The Federal Reserve last week told the world it’s in a long-term relationship with ultra-low interest rates. In the process it laid the groundwork for a lot of good stories.
The Fed: “The committee decided today to keep the target range for the federal funds rate at 0 to 1/4 percent … low rates of resource utilization and a subdued outlook for inflation over the medium run–are likely to warrant exceptionally low levels for the federal funds rate at least through late 2014.”
Translation: Interest rates, which are already at or near record lows, are going to stay that way probably until you start making plans to party like it’s about to be 2015.
For journalists on the business beat, that’s a cue to investigate such stories as whether readers are rushing to refinance their mortgages or waiting to see just how low rates can go. Nationally, mortgage refinance activity has been on the rise, according to the Mortgage Bankers Association. Mortgage refinancing now accounts for about 80% of mortgage activity these days.
“Ask economists how much lower they think mortgage rates will go,” said Martin Crutsinger, a reporter who has been covering the Fed for the Associated Press since the early 1980s.
Then look for people like Mark and Jan Sass and Gloria Putnam who are refinancing their loans in hopes of mortgage-free retirements. Take a tip from the Tampa Bay Times’ Mark Puente and ask if business is booming for mortgage servicers like Andy Wood. Or see if the rush to refinance slows as fees increase later this year.
The latest Fed decision is also a nudge to examine what a long-term low-interest rate environment does to savers like Maggie Smith.
Reuters reporters Karen Brettell and Steven C. Johnson describe her as a casualty of the Fed’s strategy. “For Smith and other pensioners struggling to cope with inflation higher than the rate of interest they earn on their savings, all of this amounts to, as she puts it, “being punished” for being prudent,” they write.

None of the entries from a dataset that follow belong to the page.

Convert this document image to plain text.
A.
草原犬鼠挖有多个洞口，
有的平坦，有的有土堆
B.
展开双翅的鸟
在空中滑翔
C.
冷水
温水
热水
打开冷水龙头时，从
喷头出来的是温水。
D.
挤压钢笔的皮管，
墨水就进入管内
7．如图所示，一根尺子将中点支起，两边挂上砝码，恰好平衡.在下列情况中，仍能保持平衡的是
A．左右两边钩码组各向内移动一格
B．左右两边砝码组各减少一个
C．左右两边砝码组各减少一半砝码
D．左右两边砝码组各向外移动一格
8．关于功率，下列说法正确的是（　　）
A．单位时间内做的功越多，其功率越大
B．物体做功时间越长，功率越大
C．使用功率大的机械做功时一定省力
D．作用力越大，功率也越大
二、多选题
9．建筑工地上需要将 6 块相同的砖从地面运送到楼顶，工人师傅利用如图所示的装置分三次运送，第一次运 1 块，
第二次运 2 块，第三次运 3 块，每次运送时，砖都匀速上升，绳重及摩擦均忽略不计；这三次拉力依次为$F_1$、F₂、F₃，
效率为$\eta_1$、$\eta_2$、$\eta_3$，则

The federal funds rate, which is determined by the Fed’s actions, impacts the yields on savings accounts and CDs. It affects the interest rates on mortgages, credit cards, business and auto loans. A low federal funds rate can entice businesses to borrow, expand and hire – as the Fed hopes it will now – and drive consumers to borrow, spend and drive business growth.
Smith, the Sasses and Putnam are prime examples of how to put faces on what could easily be faceless stories. Smith is on the losing end of the Fed’s strategy to spur economic growth and job creation, while the Sasses, Putnam and Wood stand to benefit handsomely.
Theirs are just a few of many tales that illustrate how the U.S. central bank’s actions impact real people across the country. And their stories are crucial to telling the bigger story of how well the Fed’s strategy is working to bring the American economy roaring back.